The executives are hoping a new Congress will bring them some Sarbox relief next year when the two legislators who created the 2002 law will no longer be in office. Last week’s release of the Committee on Capital Markets Regulation’s report from 22 professionals garnered plenty of headlines, and likely the attention of legislators when it blamed Sarbox for the debatable threat of increased American capital going overseas. Having no authority, but the support of Treasury secretary Henry Paulson, the committee claims that the cost burden of Sarbox’s Section 404, which requires management’s assurance of internal controls, can have a “significant” impact on a small business’s decision on whether to enter the U.S. market.

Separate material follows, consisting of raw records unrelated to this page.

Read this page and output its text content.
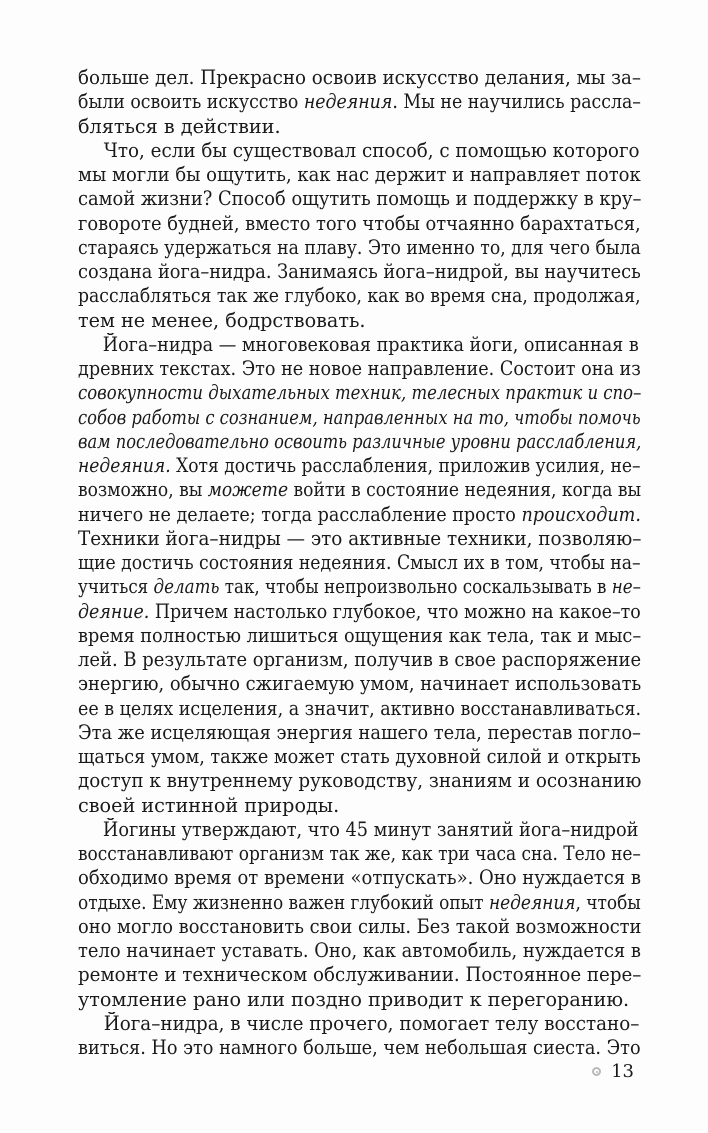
больше дел. Прекрасно освоив искусство делания, мы за–
были освоить искусство недеяния. Мы не научились рассла–
бляться в действии.
Что, если бы существовал способ, с помощью которого
мы могли бы ощутить, как нас держит и направляет поток
самой жизни? Способ ощутить помощь и поддержку в кру–
говороте будней, вместо того чтобы отчаянно барахтаться,
стараясь удержаться на плаву. Это именно то, для чего была
создана йога–нидра. Занимаясь йога–нидрой, вы научитесь
расслабляться так же глубоко, как во время сна, продолжая,
тем не менее, бодрствовать.
Йога–нидра — многовековая практика йоги, описанная в
древних текстах. Это не новое направление. Состоит она из
совокупности дыхательных техник, телесных практик и спо–
собов работы с сознанием, направленных на то, чтобы помочь
вам последовательно освоить различные уровни расслабления,
недеяния. Хотя достичь расслабления, приложив усилия, не–
возможно, вы можете войти в состояние недеяния, когда вы
ничего не делаете; тогда расслабление просто происходит.
Техники йога–нидры — это активные техники, позволяю–
щие достичь состояния недеяния. Смысл их в том, чтобы на–
учиться делать так, чтобы непроизвольно соскальзывать в не–
деяние. Причем настолько глубокое, что можно на какое–то
время полностью лишиться ощущения как тела, так и мыс–
лей. В результате организм, получив в свое распоряжение
энергию, обычно сжигаемую умом, начинает использовать
ее в целях исцеления, а значит, активно восстанавливаться.
Эта же исцеляющая энергия нашего тела, перестав погло–
щаться умом, также может стать духовной силой и открыть
доступ к внутреннему руководству, знаниям и осознанию
своей истинной природы.
Йогины утверждают, что 45 минут занятий йога–нидрой
восстанавливают организм так же, как три часа сна. Тело не–
обходимо время от времени «отпускать». Оно нуждается в
отдыхе. Ему жизненно важен глубокий опыт недеяния, чтобы
оно могло восстановить свои силы. Без такой возможности
тело начинает уставать. Оно, как автомобиль, нуждается в
ремонте и техническом обслуживании. Постоянное пере–
утомление рано или поздно приводит к перегоранию.
Йога–нидра, в числе прочего, помогает телу восстано–
виться. Но это намного больше, чем небольшая сиеста. Это
13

Meanwhile, in its most recent quarterly survey of smaller firms, Merrill Lynch noted that regulators are indeed paying attention to small-business executives’ angst. “We believe a transfer of business from the U.S. is the stuff that gets regulators, policymakers, and politicians interested,” the authors wrote. “A few developments in just the past few months indicate the regulatory burden upon smaller public firms as a result of Sarbanes-Oxley may be revisited by policymakers.”
In fact, House Speaker-elect Nancy Pelosi (D-California), for example, recently said that revising Sarbox is a top priority. And the Securities and Exchange Commission is expected to issue guidance on Section 404, which requires management’s assurance of internal controls, on December 13.
More than 80 percent of small firms predict costs related to Sarbox will remain level or increase over the next year, according to the Merrill Lynch report—the number of businesses reporting increases in costs has increased over previous reports. Eleven percent of firms predict costs to rise 25 percent in the next year. In addition, more than half of the respondents rate financial and accounting regulations as more important than issues related to health insurance, worker’s compensation, licensing, patents, and pension liabilities.
The Merrill Lynch report acknowledges that Sarbox’s promotion of transparency in financial reporting benefits investors and the markets, but questions whether that goal can be achieved in a more cost-effective manner. Likewise, the study’s authors point to what some small-business owners have considered an unbalanced seesaw of burden. When energy giant Enron field for bankruptcy five years ago, the economy and markets felt the effects—and still are—but can the same be said if a small public company falters? “The question raised is whether accounting rules are properly set for all firms and should regulators worry about firms ‘too big to fail?’” the report asks. “When such behemoths fall, all parties lose.”